Stefan Stanisavljević Стефан Станисављевић

Personal information
- Date of birth: 16 January 2002 (age 24)
- Place of birth: Jagodina, FR Yugoslavia
- Height: 1.94 m (6 ft 4 in)
- Position: Centre-forward

Team information
- Current team: Vojvodina
- Number: 19

Youth career
- Šampion Ribare
- ŠF Vuk Paraćin
- Spartak Subotica

Senior career*
- Years: Team / Apps / (Gls)
- 2020: Spartak Subotica / 0 / (0)
- 2021: Jedinstvo Paraćin
- 2022: Bačka Bačka Palanka / 13 / (1)
- 2022: Jagodina /  / (11)
- 2023–2024: Mladost Lučani / 11 / (1)
- 2023: → Kolubara (loan) / 19 / (4)
- 2024: → Radnički Sremska Mitrovica (loan) / 17 / (4)
- 2024–2025: Javor Ivanjica / 37 / (13)
- 2025–: Vojvodina / 1 / (0)
- 2025–2026: → Novi Pazar (loan) / 19 / (8)

= Stefan Stanisavljević =

Serbian footballer (born 2002)

Stefan Stanisavljević (Serbian Cyrillic: Стефан Станисављевић; born 16 January 2002) is a Serbian professional footballer who plays as a centre-forward for Serbian SuperLiga club Vojvodina.

== Club career ==
Stanisavljević began his career with Šampion Ribare near Jagodina, before moving to ŠF Vuk Paraćin. He later joined the youth system of Spartak Subotica.

He was included in Spartak's first-team squad for a Serbian SuperLiga match during the 2019–20 season, but did not make an appearance. He left the club during the winter break of the 2020–21 season and joined Jedinstvo Paraćin.

Stanisavljević later signed his first professional contract with OFK Bačka. He made his senior debut in February 2022 against Rad and scored his first goal in the following match against Javor Ivanjica.

Following Bačka's relegation, he moved to Jagodina, where he scored 11 goals in the first half of the 2022–23 season.
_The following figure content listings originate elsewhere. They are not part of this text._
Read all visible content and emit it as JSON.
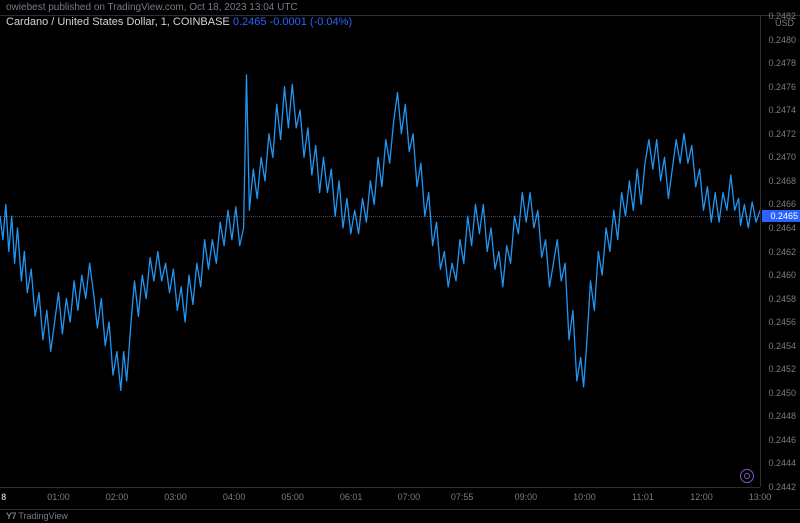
{
  "meta": {
    "publisher_line": "owiebest published on TradingView.com, Oct 18, 2023 13:04 UTC"
  },
  "info": {
    "symbol": "Cardano / United States Dollar, 1, COINBASE",
    "price": "0.2465",
    "change": "-0.0001 (-0.04%)"
  },
  "footer": {
    "brand": "TradingView",
    "logo_glyph": "Y7"
  },
  "y_axis": {
    "unit": "USD",
    "ticks": [
      "0.2482",
      "0.2480",
      "0.2478",
      "0.2476",
      "0.2474",
      "0.2472",
      "0.2470",
      "0.2468",
      "0.2466",
      "0.2464",
      "0.2462",
      "0.2460",
      "0.2458",
      "0.2456",
      "0.2454",
      "0.2452",
      "0.2450",
      "0.2448",
      "0.2446",
      "0.2444",
      "0.2442"
    ],
    "min": 0.2442,
    "max": 0.2482,
    "current": 0.2465,
    "current_label": "0.2465"
  },
  "x_axis": {
    "ticks": [
      {
        "label": "8",
        "pos": 0.005,
        "bold": true
      },
      {
        "label": "01:00",
        "pos": 0.077
      },
      {
        "label": "02:00",
        "pos": 0.154
      },
      {
        "label": "03:00",
        "pos": 0.231
      },
      {
        "label": "04:00",
        "pos": 0.308
      },
      {
        "label": "05:00",
        "pos": 0.385
      },
      {
        "label": "06:01",
        "pos": 0.462
      },
      {
        "label": "07:00",
        "pos": 0.538
      },
      {
        "label": "07:55",
        "pos": 0.608
      },
      {
        "label": "09:00",
        "pos": 0.692
      },
      {
        "label": "10:00",
        "pos": 0.769
      },
      {
        "label": "11:01",
        "pos": 0.846
      },
      {
        "label": "12:00",
        "pos": 0.923
      },
      {
        "label": "13:00",
        "pos": 1.0
      }
    ],
    "min": 0,
    "max": 780
  },
  "chart": {
    "type": "line",
    "line_color": "#2196f3",
    "line_width": 1.3,
    "background": "#000000",
    "grid_color": "#2a2e39",
    "data": [
      [
        0,
        0.2465
      ],
      [
        3,
        0.2463
      ],
      [
        6,
        0.2466
      ],
      [
        9,
        0.2462
      ],
      [
        12,
        0.2465
      ],
      [
        15,
        0.2461
      ],
      [
        18,
        0.2464
      ],
      [
        22,
        0.24595
      ],
      [
        25,
        0.2462
      ],
      [
        28,
        0.24585
      ],
      [
        32,
        0.24605
      ],
      [
        36,
        0.24565
      ],
      [
        40,
        0.24585
      ],
      [
        44,
        0.24545
      ],
      [
        48,
        0.2457
      ],
      [
        52,
        0.24535
      ],
      [
        56,
        0.2456
      ],
      [
        60,
        0.24585
      ],
      [
        64,
        0.2455
      ],
      [
        68,
        0.2458
      ],
      [
        72,
        0.2456
      ],
      [
        76,
        0.24595
      ],
      [
        80,
        0.2457
      ],
      [
        84,
        0.246
      ],
      [
        88,
        0.2458
      ],
      [
        92,
        0.2461
      ],
      [
        96,
        0.24585
      ],
      [
        100,
        0.24555
      ],
      [
        104,
        0.2458
      ],
      [
        108,
        0.2454
      ],
      [
        112,
        0.2456
      ],
      [
        116,
        0.24515
      ],
      [
        120,
        0.24535
      ],
      [
        124,
        0.24502
      ],
      [
        127,
        0.24535
      ],
      [
        130,
        0.2451
      ],
      [
        134,
        0.24555
      ],
      [
        138,
        0.24595
      ],
      [
        142,
        0.24565
      ],
      [
        146,
        0.246
      ],
      [
        150,
        0.2458
      ],
      [
        154,
        0.24615
      ],
      [
        158,
        0.24595
      ],
      [
        162,
        0.2462
      ],
      [
        166,
        0.24595
      ],
      [
        170,
        0.2461
      ],
      [
        174,
        0.24585
      ],
      [
        178,
        0.24605
      ],
      [
        182,
        0.2457
      ],
      [
        186,
        0.2459
      ],
      [
        190,
        0.2456
      ],
      [
        194,
        0.246
      ],
      [
        198,
        0.24575
      ],
      [
        202,
        0.2461
      ],
      [
        206,
        0.2459
      ],
      [
        210,
        0.2463
      ],
      [
        214,
        0.24605
      ],
      [
        218,
        0.2463
      ],
      [
        222,
        0.2461
      ],
      [
        226,
        0.24645
      ],
      [
        230,
        0.24625
      ],
      [
        234,
        0.24655
      ],
      [
        238,
        0.2463
      ],
      [
        242,
        0.24658
      ],
      [
        246,
        0.24625
      ],
      [
        250,
        0.2464
      ],
      [
        253,
        0.2477
      ],
      [
        256,
        0.24655
      ],
      [
        260,
        0.2469
      ],
      [
        264,
        0.24665
      ],
      [
        268,
        0.247
      ],
      [
        272,
        0.2468
      ],
      [
        276,
        0.2472
      ],
      [
        280,
        0.247
      ],
      [
        284,
        0.24745
      ],
      [
        288,
        0.24715
      ],
      [
        292,
        0.2476
      ],
      [
        296,
        0.24725
      ],
      [
        300,
        0.24762
      ],
      [
        304,
        0.24725
      ],
      [
        308,
        0.2474
      ],
      [
        312,
        0.247
      ],
      [
        316,
        0.24725
      ],
      [
        320,
        0.24685
      ],
      [
        324,
        0.2471
      ],
      [
        328,
        0.2467
      ],
      [
        332,
        0.247
      ],
      [
        336,
        0.2467
      ],
      [
        340,
        0.2469
      ],
      [
        344,
        0.2465
      ],
      [
        348,
        0.2468
      ],
      [
        352,
        0.2464
      ],
      [
        356,
        0.24665
      ],
      [
        360,
        0.24635
      ],
      [
        364,
        0.24655
      ],
      [
        368,
        0.24635
      ],
      [
        372,
        0.24665
      ],
      [
        376,
        0.24645
      ],
      [
        380,
        0.2468
      ],
      [
        384,
        0.2466
      ],
      [
        388,
        0.247
      ],
      [
        392,
        0.24675
      ],
      [
        396,
        0.24715
      ],
      [
        400,
        0.24695
      ],
      [
        404,
        0.2473
      ],
      [
        408,
        0.24755
      ],
      [
        412,
        0.2472
      ],
      [
        416,
        0.24745
      ],
      [
        420,
        0.24705
      ],
      [
        424,
        0.2472
      ],
      [
        428,
        0.24675
      ],
      [
        432,
        0.24695
      ],
      [
        436,
        0.2465
      ],
      [
        440,
        0.2467
      ],
      [
        444,
        0.24625
      ],
      [
        448,
        0.24645
      ],
      [
        452,
        0.24605
      ],
      [
        456,
        0.2462
      ],
      [
        460,
        0.2459
      ],
      [
        464,
        0.2461
      ],
      [
        468,
        0.24595
      ],
      [
        472,
        0.2463
      ],
      [
        476,
        0.2461
      ],
      [
        480,
        0.2465
      ],
      [
        484,
        0.24625
      ],
      [
        488,
        0.2466
      ],
      [
        492,
        0.24635
      ],
      [
        496,
        0.2466
      ],
      [
        500,
        0.2462
      ],
      [
        504,
        0.2464
      ],
      [
        508,
        0.24605
      ],
      [
        512,
        0.2462
      ],
      [
        516,
        0.2459
      ],
      [
        520,
        0.24625
      ],
      [
        524,
        0.2461
      ],
      [
        528,
        0.2465
      ],
      [
        532,
        0.24635
      ],
      [
        536,
        0.2467
      ],
      [
        540,
        0.24645
      ],
      [
        544,
        0.2467
      ],
      [
        548,
        0.2464
      ],
      [
        552,
        0.24655
      ],
      [
        556,
        0.24615
      ],
      [
        560,
        0.2463
      ],
      [
        564,
        0.2459
      ],
      [
        568,
        0.2461
      ],
      [
        572,
        0.2463
      ],
      [
        576,
        0.24595
      ],
      [
        580,
        0.2461
      ],
      [
        584,
        0.24545
      ],
      [
        588,
        0.2457
      ],
      [
        592,
        0.2451
      ],
      [
        596,
        0.2453
      ],
      [
        599,
        0.24505
      ],
      [
        602,
        0.2454
      ],
      [
        606,
        0.24595
      ],
      [
        610,
        0.2457
      ],
      [
        614,
        0.2462
      ],
      [
        618,
        0.246
      ],
      [
        622,
        0.2464
      ],
      [
        626,
        0.2462
      ],
      [
        630,
        0.24655
      ],
      [
        634,
        0.2463
      ],
      [
        638,
        0.2467
      ],
      [
        642,
        0.2465
      ],
      [
        646,
        0.2468
      ],
      [
        650,
        0.24655
      ],
      [
        654,
        0.2469
      ],
      [
        658,
        0.2466
      ],
      [
        662,
        0.24695
      ],
      [
        666,
        0.24715
      ],
      [
        670,
        0.2469
      ],
      [
        674,
        0.24715
      ],
      [
        678,
        0.2468
      ],
      [
        682,
        0.247
      ],
      [
        686,
        0.24665
      ],
      [
        690,
        0.2469
      ],
      [
        694,
        0.24715
      ],
      [
        698,
        0.24695
      ],
      [
        702,
        0.2472
      ],
      [
        706,
        0.24695
      ],
      [
        710,
        0.2471
      ],
      [
        714,
        0.24675
      ],
      [
        718,
        0.2469
      ],
      [
        722,
        0.24655
      ],
      [
        726,
        0.24675
      ],
      [
        730,
        0.24645
      ],
      [
        734,
        0.2467
      ],
      [
        738,
        0.24645
      ],
      [
        742,
        0.2467
      ],
      [
        746,
        0.24655
      ],
      [
        750,
        0.24685
      ],
      [
        754,
        0.24655
      ],
      [
        758,
        0.24665
      ],
      [
        760,
        0.24642
      ],
      [
        764,
        0.2466
      ],
      [
        768,
        0.2464
      ],
      [
        772,
        0.24662
      ],
      [
        776,
        0.24645
      ],
      [
        780,
        0.24655
      ]
    ]
  }
}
In early 2023, he signed a three-year contract with Mladost Lučani. He made his Serbian SuperLiga debut with the club and scored his first top-flight goal in a match against Kolubara.

During the 2023–24 season, he spent time on loan at Kolubara and Radnički Sremska Mitrovica, scoring four goals for each club in the Serbian First League.

In July 2024, he joined Javor Ivanjica. He scored 13 goals during the 2024–25 Serbian First League season, finishing among the league's top scorers.

In July 2025, Stanisavljević signed for Vojvodina. He made his debut later that month against Spartak Subotica.

In September 2025, he joined Novi Pazar on loan for the remainder of the season. He scored on his debut for the club against his parent team Vojvodina. He later scored in consecutive home matches against Radnički Kragujevac and Mladost Lučani.

By March 2026, he had established himself as the club's first-choice striker, recording eight goals and three assists in all competitions. He subsequently missed the remainder of the season due to a back injury.